Horses have the largest eyes of all land mammals. They are prey animals and must be constantly aware of their surroundings. The position of their eyes enables them to see approximately 350 degrees. They have good day and night vision and can visualize blue, yellow, and green color patterns.
The cornea or clear part of the eye is one of the most sensitive tissues in a horse’s body. It is unique in that it lacks blood vessels and there is no pigment. It is composed of 4 layers with a combined total thickness of 1.0 to 1.5 mm. Damage to this portion of the eye is considered a medical emergency as the slightest abrasion (ulcer) to the cornea can rapidly threaten the future vision of that eye. Once the protective barrier of the cornea is compromised, bacteria and fungi invade and proliferate quickly due to the lack of blood vessels. Thus, early prevention is key!
Some of the more common medical conditions associated with an equine eye that can predispose it to a corneal ulcer include trauma, cancer, parasites, allergies, glaucoma, and uveitis.

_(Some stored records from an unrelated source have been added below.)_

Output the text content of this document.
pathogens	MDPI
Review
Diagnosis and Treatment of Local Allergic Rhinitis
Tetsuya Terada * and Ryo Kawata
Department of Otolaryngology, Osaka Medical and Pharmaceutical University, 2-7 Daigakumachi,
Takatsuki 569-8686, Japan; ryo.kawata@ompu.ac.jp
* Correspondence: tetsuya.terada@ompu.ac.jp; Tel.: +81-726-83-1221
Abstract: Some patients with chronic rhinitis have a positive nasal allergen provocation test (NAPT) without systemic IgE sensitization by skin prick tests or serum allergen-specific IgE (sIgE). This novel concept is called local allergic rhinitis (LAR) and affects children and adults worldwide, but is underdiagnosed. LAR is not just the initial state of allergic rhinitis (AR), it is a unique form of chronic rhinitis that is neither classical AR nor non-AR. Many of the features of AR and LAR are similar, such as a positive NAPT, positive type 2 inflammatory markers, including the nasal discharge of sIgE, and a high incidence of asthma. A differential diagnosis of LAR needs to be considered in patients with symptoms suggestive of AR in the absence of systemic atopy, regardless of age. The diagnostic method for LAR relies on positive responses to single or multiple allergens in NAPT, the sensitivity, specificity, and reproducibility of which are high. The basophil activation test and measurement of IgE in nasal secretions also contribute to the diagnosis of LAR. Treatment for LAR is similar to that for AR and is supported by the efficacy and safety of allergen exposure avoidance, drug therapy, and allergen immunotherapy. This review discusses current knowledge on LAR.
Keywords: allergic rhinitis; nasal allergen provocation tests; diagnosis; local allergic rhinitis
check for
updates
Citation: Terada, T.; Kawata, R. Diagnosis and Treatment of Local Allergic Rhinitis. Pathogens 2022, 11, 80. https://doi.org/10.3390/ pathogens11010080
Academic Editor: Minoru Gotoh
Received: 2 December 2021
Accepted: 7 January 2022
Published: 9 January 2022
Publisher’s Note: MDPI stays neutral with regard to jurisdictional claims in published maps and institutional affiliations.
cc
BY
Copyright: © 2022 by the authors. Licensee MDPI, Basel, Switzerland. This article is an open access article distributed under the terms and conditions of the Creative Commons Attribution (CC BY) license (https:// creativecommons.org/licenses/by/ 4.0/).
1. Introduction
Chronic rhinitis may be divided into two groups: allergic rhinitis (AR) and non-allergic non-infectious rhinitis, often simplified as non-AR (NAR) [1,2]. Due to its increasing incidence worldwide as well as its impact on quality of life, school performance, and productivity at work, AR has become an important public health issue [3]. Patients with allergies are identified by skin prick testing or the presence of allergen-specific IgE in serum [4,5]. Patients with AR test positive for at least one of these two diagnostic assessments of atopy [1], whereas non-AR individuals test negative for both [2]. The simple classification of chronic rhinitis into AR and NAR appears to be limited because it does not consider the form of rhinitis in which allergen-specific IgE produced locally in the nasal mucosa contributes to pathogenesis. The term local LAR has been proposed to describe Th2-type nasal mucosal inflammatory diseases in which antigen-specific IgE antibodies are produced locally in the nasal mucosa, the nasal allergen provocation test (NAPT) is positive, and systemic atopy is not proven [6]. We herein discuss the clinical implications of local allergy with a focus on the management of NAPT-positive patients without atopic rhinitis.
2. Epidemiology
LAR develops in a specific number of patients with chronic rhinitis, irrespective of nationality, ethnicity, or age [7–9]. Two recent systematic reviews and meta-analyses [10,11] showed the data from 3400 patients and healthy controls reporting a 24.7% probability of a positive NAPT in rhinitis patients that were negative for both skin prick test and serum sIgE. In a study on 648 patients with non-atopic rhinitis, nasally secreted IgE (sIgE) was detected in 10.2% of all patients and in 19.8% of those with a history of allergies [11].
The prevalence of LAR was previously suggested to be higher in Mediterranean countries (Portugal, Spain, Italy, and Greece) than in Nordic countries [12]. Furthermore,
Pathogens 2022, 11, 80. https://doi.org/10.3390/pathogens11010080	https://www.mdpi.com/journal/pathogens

Early corneal ulcers may not be visible without certain stains that adhere to the damaged portion of the cornea. However, there are outward signs that your horse will show to indicate a problem with an eye. These may include one or more of the following: tearing, excessive blinking, eyelid is held partially closed, cloudy cornea, abnormal head posture, or sudden face/head shyness. Due to the variable signs and sensitive nature of the cornea, it is important to seek early diagnosis and treatment if such a condition is suspected.